Which makes no sense to me. Every yellow object is coloured. Therefore there are no yellow objects which are not coloured. Therefore there is no 'incomplete object' such as Maverick has described. You object: Bill has described such an object, therefore there is such an object as Bill has described. I reply, the verb 'described' is logically intransitive. It takes a grammatical object, i.e. an accusative, but no logical object. 'S describes A' does not entail 'for some x, S describes x'. I can describe a yellow brick road, and perhaps I can even describe a road that is yellow but not coloured. But it does not follow that there is some yellow non-coloured object described by me, for no object is yellow but not coloured.

8 comments:

Borys said...

I wanted to ask about it at The Maverick, but it seems that BV has turned off commenting (?). So since you reply to his post, let me ask you about it. :)
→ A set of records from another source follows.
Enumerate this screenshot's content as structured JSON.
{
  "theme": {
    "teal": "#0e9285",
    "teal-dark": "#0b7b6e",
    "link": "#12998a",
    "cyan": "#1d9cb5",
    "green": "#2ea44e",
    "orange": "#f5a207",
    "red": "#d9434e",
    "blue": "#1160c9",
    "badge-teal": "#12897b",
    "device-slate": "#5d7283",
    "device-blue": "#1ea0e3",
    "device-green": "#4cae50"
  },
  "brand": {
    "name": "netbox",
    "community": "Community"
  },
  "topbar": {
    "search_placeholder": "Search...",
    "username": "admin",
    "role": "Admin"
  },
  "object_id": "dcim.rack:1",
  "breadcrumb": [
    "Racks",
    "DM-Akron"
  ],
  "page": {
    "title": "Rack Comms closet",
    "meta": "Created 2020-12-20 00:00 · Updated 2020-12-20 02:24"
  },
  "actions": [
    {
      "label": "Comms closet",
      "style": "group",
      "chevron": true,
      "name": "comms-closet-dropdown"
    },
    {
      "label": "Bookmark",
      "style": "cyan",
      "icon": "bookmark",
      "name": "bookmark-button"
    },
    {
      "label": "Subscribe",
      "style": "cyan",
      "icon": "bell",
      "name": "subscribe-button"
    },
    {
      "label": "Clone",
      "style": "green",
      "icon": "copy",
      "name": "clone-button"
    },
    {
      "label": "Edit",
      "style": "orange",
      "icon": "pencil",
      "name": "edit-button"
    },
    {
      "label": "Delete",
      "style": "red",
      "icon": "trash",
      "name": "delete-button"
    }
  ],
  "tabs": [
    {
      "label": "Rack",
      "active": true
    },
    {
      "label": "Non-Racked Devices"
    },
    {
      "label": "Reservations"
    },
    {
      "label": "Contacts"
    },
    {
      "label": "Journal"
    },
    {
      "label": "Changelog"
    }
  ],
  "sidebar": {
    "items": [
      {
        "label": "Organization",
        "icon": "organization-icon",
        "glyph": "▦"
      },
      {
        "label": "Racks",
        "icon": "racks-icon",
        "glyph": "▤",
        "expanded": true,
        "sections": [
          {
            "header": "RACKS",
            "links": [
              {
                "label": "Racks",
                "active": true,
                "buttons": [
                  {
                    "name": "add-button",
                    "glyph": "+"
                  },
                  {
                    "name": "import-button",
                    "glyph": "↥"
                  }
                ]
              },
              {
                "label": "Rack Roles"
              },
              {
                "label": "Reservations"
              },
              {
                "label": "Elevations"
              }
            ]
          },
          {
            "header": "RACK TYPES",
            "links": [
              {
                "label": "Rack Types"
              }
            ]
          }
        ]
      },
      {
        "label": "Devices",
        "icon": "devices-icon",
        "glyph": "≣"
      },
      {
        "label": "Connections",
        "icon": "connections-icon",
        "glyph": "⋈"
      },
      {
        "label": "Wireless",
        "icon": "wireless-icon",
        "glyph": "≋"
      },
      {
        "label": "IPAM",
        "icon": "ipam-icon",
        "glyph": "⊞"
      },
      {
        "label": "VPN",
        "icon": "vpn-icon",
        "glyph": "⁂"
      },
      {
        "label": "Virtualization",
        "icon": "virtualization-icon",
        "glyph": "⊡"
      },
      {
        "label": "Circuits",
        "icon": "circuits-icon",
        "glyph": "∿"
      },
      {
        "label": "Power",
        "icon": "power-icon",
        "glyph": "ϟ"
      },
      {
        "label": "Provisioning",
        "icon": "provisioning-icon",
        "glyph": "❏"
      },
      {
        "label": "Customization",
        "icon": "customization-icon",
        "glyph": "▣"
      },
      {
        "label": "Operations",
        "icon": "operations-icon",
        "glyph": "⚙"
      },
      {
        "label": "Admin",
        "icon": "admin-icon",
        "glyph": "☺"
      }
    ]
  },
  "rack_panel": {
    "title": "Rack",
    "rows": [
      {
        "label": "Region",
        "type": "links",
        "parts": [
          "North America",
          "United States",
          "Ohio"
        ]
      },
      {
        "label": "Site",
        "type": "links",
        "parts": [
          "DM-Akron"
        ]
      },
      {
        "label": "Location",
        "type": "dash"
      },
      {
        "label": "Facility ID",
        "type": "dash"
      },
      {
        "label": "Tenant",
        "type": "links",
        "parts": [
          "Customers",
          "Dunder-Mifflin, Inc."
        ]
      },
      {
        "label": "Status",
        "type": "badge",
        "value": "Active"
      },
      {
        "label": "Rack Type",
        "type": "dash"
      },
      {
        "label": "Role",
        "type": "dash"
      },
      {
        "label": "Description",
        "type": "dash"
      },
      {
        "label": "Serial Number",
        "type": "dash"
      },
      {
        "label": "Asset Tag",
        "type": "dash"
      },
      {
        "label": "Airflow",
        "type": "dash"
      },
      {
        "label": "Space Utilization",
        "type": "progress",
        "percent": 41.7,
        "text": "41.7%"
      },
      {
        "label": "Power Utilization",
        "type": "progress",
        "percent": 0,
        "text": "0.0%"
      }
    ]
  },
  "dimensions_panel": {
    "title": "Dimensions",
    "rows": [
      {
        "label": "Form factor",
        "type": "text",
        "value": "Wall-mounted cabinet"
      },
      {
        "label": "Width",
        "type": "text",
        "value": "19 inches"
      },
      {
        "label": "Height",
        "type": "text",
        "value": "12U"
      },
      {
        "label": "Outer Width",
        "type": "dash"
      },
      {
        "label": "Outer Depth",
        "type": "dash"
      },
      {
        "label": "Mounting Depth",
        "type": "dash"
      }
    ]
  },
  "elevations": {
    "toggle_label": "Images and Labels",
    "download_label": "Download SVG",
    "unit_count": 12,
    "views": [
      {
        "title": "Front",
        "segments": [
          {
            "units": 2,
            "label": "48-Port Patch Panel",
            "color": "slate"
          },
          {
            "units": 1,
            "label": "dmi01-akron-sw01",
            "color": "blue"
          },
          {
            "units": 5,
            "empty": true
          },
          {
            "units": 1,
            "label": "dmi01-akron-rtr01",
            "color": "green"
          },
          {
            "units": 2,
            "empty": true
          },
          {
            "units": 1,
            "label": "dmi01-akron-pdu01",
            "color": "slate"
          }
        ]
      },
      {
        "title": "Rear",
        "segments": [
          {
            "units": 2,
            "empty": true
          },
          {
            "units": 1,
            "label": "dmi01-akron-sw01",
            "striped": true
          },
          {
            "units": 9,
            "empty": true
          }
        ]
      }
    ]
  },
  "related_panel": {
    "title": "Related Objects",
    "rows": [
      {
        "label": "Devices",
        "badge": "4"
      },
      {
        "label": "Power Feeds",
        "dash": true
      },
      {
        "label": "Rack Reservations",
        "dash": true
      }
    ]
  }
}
What is Meinongian object, what is intentional object, and what is the relation between these two?

Thanks!

Edward Ockham said...

(1) A Meinongian object is by definition an object that does not exist.
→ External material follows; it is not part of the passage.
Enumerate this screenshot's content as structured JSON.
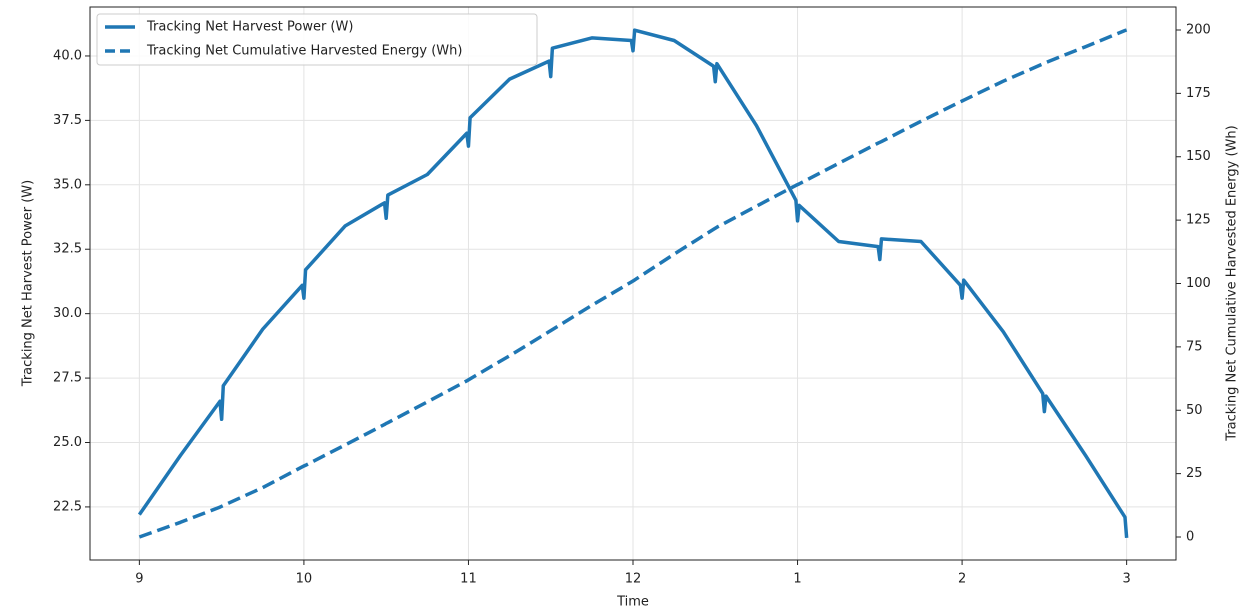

(2) An 'intentional object' is by definition something which is the object of a desire, a wish, a thought etc, i.e. is the accusative of some mental state. Some intentional objects are also real objects. E.g. the person I was thinking about a minute, namely George Osborne. Some aren't, namely the fictional character I am now thinking about, namely Frodo Baggins.

On the relation between the two, obviously the latter sort (such as Frodo Baggins) are Meinongian.

Borys said...

Once again, thank you. But does it mean that all Meinongian objects must be intentional?

Edward Ockham said...

>>Once again, thank you. But does it mean that all Meinongian objects must be intentional?


No - as already explained, I can think of George Osborne, so the object of my thought is him, so he is an 'intentional' object. But he is real, and so not Meinongian.

To be intentional is to be object of thought. To be Meinongian is to be nonexistent object of thought (according to this absurd theory).

Anonymous said...

Edward, your counterexample shows that not every intentional object is Meinongian, whereas Borys asks whether every Meinongian object is intentional.

The notion of incompleteness seems to implies so. To be incomplete means to have only the properties specified in the description. But that there is a description implies that there is a description-giver.

I have to say the notion of a non-existent object strikes me as an intellectual perversity.

Anthony said...

Speaking of absurd theories...

"Every yellow object is coloured."

But, a la "some men are not men", some yellow objects (e.g. the Yellow Brick Road) are not coloured. Some yellow objects are not yellow objects. Right?

Edward Ockham said...

>>But, a la "some men are not men", some yellow objects (e.g. the Yellow Brick Road) are not coloured. Some yellow objects are not yellow objects. Right?

Yes, quite.

Edward Ockham said...

>>Edward, your counterexample shows that not every intentional object is Meinongian, whereas Borys asks whether every Meinongian object is intentional.

You are right, my mistake. Is every Meinongian object intentional? That would be a good subject for a further post.